¿Cómo se cultiva la tierra después de la guerra?

Hace algunos días participé en la conferencia "Encrucijadas de una crisis: conflicto, cambio climático y medioambiente en la región del Medio Oriente y el norte de África", organizada por Arab Reform Initiative en Estambul, Turquía. En este espacio se reunieron investigadores y académicos de distintos países del mundo a discutir los efectos de una serie de conflictos armados que se extienden en el tiempo, los cuales no solo tienen desgarradoras consecuencias en la vida humana, sino también en el medioambiente de diversos países.

A través de distintos paneles y ponencias se analizó la situación de Palestina, Sudán, Siria, Irak y el Líbano, incluyendo experiencias de Yemen, Ucrania, Etiopía, Nigeria y algunas regiones latinoamericanas cruzadas por conflictos armados. Por la violencia de las acciones y el impacto en la vida humana, los conflictos bélicos tienden a cristalizarse en crisis humanitarias vinculadas a la destrucción de ciudades y pueblos, el desplazamiento forzado de regiones enteras, la vida de los refugiados, la hambruna y la vulneración de todo tipo de derechos y condiciones de vida. Dicho eso, el impacto de los conflictos también afecta a la naturaleza.

En procesos de conflicto armado, con el objeto de aumentar la desestabilización de países y pueblos, se ataca a civiles e infraestructura crítica, así como se cortan árboles, se contaminan ríos, se destruyen bancos de semilla, huertos, ganado, cercos y maquinaria agrícola. También se bombardean campos fértiles con una intensidad de fuego que transforma incluso la geografía de los territorios. En los sectores rurales, esto significa no solo la muerte y el desplazamiento de la población, también se constituye en una presión extra para los sistemas alimentarios y la sostenibilidad de sus recursos naturales.

Una de las discusiones que se dio en el encuentro se vinculó a la urgencia de tipificar penalmente estas acciones que se orientan, finalmente, a destruir los ecosistemas como vía para presionar al contrario. Investigadores y abogados que trabajan en la Corte Penal Internacional señalaron que desde hace algún tiempo se están discutiendo marcos jurídicos para condenar estas acciones, articulando conceptos como el de ecocidio. Un término similar al genocidio, pero referido a la intención y planificación de acciones para destruir total o parcialmente no un grupo humano, sino un medioambiente determinado a través de daños graves, extensos y duraderos. Daños tan severos que reducen drásticamente la capacidad de las comunidades y los Estados para responder a la degradación ecológica, volviendo prácticamente imposible la restauración de estos territorios y, menos probable aún, pensar en su reactivación productiva.

Una investigadora libanesa lo retrató de la siguiente manera: los conflictos están haciendo que las canciones de las cosechas se estén desvaneciendo. Esas canciones existen desde siempre, se aprenden entre generaciones y transmiten palabras, ritmos que construyen una identidad. Situación no muy distante de lo que sucede con los pueblos indígenas en América Latina, donde asociado al trabajo de la tierra se sostienen una serie de prácticas que conectan con lo profundo de su historia. Sin la tierra, sin la actividad productiva, sin estas canciones, hay algo conectado a las raíces ancestrales que se comienza a desvanecer como una fotografía expuesta al sol.

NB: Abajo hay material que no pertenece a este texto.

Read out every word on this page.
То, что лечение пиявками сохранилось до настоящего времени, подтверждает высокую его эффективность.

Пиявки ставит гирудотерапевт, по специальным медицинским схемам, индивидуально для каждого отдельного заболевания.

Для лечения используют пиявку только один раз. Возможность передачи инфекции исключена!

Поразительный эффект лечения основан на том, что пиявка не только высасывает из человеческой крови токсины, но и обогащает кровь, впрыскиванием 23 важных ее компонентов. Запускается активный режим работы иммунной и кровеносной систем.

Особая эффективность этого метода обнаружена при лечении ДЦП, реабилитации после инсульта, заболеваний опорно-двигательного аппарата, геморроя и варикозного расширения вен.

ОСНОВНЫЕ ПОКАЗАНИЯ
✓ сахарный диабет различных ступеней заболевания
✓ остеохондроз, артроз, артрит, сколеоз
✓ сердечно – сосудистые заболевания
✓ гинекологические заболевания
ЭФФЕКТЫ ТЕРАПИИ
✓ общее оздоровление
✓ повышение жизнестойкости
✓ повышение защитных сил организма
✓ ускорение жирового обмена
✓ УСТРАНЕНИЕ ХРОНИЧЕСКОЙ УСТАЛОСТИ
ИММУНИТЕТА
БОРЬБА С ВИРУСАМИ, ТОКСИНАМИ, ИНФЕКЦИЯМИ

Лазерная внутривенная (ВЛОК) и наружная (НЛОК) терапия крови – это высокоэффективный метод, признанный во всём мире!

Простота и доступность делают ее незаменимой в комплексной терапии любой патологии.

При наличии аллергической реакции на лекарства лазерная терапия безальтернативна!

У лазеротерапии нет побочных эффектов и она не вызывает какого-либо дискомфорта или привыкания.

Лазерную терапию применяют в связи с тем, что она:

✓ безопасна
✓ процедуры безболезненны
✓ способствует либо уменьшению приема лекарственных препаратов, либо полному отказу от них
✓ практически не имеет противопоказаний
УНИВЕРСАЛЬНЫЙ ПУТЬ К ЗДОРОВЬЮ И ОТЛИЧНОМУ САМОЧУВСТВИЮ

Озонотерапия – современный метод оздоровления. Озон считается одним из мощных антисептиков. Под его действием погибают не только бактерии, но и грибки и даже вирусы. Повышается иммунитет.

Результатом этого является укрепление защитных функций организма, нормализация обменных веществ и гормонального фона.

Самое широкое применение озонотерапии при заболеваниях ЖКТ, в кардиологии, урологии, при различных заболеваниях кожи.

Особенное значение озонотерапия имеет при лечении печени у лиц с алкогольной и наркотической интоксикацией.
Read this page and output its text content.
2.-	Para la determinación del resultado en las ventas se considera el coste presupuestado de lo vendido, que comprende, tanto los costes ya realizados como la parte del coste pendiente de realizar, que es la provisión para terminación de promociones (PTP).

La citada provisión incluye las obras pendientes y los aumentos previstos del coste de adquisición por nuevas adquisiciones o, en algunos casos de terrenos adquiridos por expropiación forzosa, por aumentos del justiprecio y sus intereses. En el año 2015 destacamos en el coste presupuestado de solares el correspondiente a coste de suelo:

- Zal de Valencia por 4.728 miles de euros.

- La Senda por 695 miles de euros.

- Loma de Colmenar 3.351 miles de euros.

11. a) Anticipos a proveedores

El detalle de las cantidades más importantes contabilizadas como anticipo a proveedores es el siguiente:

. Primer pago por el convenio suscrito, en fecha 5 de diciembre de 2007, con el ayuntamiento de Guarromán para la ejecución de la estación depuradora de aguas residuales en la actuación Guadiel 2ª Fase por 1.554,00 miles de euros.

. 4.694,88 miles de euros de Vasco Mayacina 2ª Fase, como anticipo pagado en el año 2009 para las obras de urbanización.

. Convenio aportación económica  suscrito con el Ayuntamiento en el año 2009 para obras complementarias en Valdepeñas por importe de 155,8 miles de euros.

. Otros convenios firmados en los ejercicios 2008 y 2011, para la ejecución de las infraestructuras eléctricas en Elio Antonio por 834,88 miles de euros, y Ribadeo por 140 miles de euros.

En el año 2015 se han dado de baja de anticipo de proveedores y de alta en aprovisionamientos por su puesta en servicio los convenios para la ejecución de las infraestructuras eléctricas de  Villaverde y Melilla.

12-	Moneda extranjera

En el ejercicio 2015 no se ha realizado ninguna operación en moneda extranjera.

Durante la conferencia, el objetivo de abordar estos temas fue destacar la importancia de incorporar a la naturaleza como otro elemento central de la guerra, que no siempre aparece como prioritario porque la atención se focaliza, con justa razón, en la vida humana o la recuperación de la tierra como territorio geopolítico, pero no en su sentido medioambiental. Es un tema complejo, que puede ser abordado desde una perspectiva ética, pero tiene una bajada bien concreta. Si el medioambiente aparece como un elemento secundario, frente a daños permanentes, una vez que se terminen las guerras no hay cómo restaurar tampoco la vida humana en esos territorios.

Si la contaminación hace inhabitable un espacio, si la tierra no se rehabilita de su degradación, se pierde la agricultura y la ganadería; y con ello la vida social. Y asociado directamente a ello hay un encadenamiento que se repite: la población migra y tiende a asentarse en la periferia de las grandes ciudades o en campamentos, y se acentúan los problemas de desempleo, inseguridad alimentaria, entre otros elementos que describen el circuito del despojo y la exclusión.

Escuchando a investigadores y académicos, hombres y mujeres que trabajan en condiciones de mucha presión, vuelvo con una idea a la que no había prestado suficiente atención, otra forma de entender lo indisociable que es la vida humana de la naturaleza. Responder cómo se cultiva la tierra después de la guerra es una pregunta que necesita a los seres humanos, pero también a la tierra.